La riforma Fornero ha confermato la possibilità di accedere ad un pensionamento anticipato avvalendosi dell’opzione donna, a condizione che le lavoratrici maturassero i requisiti richiesti entro il 31 dicembre 2015. La previsione che i requisiti anagrafici e contributivi previsti per l’esercizio dell’opzione donna dovessero essere maturati entro il 31 dicembre 2015 ha posto significativi problemi interpretativi.

L’Inps, infatti (con le circolari 35 e 37 del 2012 e con il messaggio 219/2013), ha dato a tale previsione un’interpretazione restrittiva, ritenendo che la data del 31 dicembre 2015 andasse interpretata come termine di decorrenza della prestazione, non essendo sufficiente la semplice maturazione dei requisiti entro tale data. Successivamente, l’art. 1, c. 281, della L. 208/2015 (Legge di stabilità per il 2016) ha posto fine ai suddetti problemi interpretativi, precisando l’ambito temporale di applicazione dell’istituto (comunque transitorio e sperimentale).

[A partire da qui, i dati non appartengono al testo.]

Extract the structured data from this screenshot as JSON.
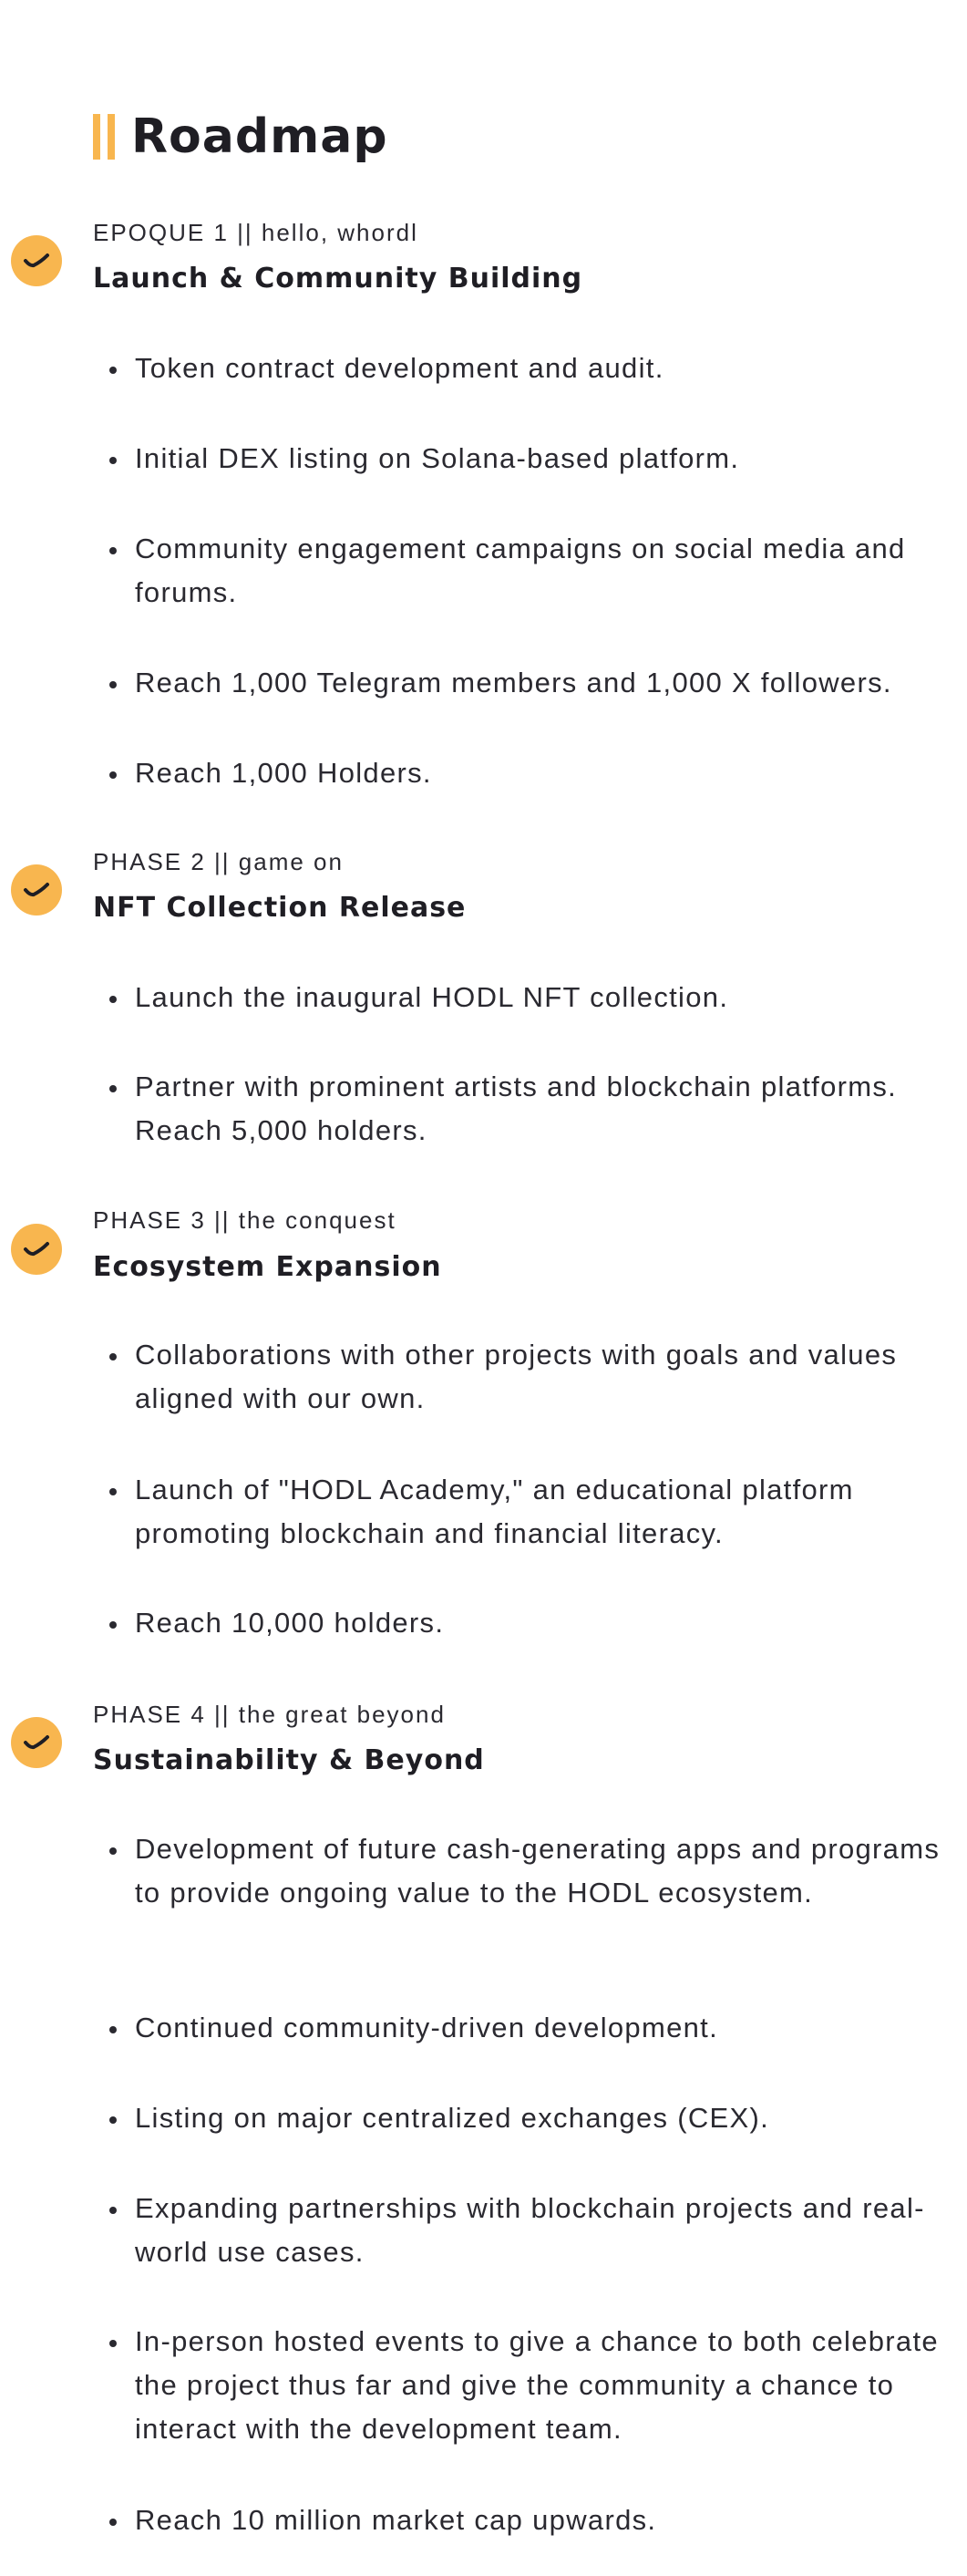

La nuova norma ha previsto, infatti, che l’accesso all’istituto è possibile anche qualora la decorrenza del trattamento sia successiva al 31 dicembre 2015, essendo sufficiente la maturazione dei requisiti entro tale data. L’art. 1, c. 222 e 223, della L. 232/2016 (legge di bilancio per il 2017) ha ulteriormente esteso la possibilità di accedere alla cd. opzione donna alle lavoratrici che non hanno maturato entro il 31 dicembre 2015 i requisiti richiesti a causa degli incrementi determinati dall’adeguamento dei medesimi all’aumento della speranza di vita. Più specificamente, si estende, a decorrere dal 2017, l’applicabilità dell’istituto alle lavoratrici che, al 31 dicembre 2015, non avessero raggiunto la frazione di 3 mesi (nell’età anagrafica).

Di conseguenza, all’istituto possono far ricorso le lavoratrici che, al 31 dicembre 2015, avessero un’età pari o superiore a 57 anni, se dipendenti, o a 58 anni, se autonome (fermi restando il possesso, alla medesima data, di un’anzianità contributiva pari o superiore a 35 anni e la condizione che la lavoratrice opti per il sistema di calcolo contributivo integrale). Successivamente, l’articolo 16 del D.L. 4/2019 ha esteso la possibilità di ricorrere all’opzione donna alle lavoratrici che abbiano maturato un’anzianità contributiva pari o superiore a 35 anni e un’età anagrafica pari o superiore a 58 anni (per le lavoratrici dipendenti) e a 59 anni (per le lavoratrici autonome) entro il 31 dicembre 2018 (in luogo del 31 dicembre 2015), disponendo al contempo che a tale trattamento si applichino le decorrenze (cd. finestre) pari, rispettivamente, a 12 mesi per le lavoratrici dipendenti e a 18 mesi per le lavoratrici autonome, mentre i requisiti anagrafici non sono adeguati agli incrementi alla speranza di vita. Il suddetto termine del 31 dicembre 2018 è stato da ultimo prorogato al 31 dicembre 2019 dall’art. 1, c. 476, della L. 160/2019 (legge di bilancio 2020).

Così, come nel ‘’gioco dell’oca’’ siamo ritornati al punto di partenza.

 

Maggiore numero di pensioni alla fine dell’anno e effetti finanziari

2021: 13,7 mila  per 83,5 milioni

2022: 24,4 mila per 267,7 milioni

2023: 24,8 mila per 365,3 milioni

2024:  18,5 mila per 312,1 milioni

2025: 11,7 mila per 194,92 milioni

2026:  3,5 mila per 82,6 milioni

 

Nell’art. 1, comma 476, della legge di bilancio 2020, la relazione tecnica aveva stimato effetti finanziari netti pari a circa 67 milioni nel 2020, 187 nel 2021 e 282 nel 2022, con importi medi mensili delle pensioni pari a 1.150 euro mensili per le lavoratrici dipendenti private, 1.300 mensili per le lavoratrici pubbliche e 880 per le autonome, per una platea di 18.200 lavoratrici.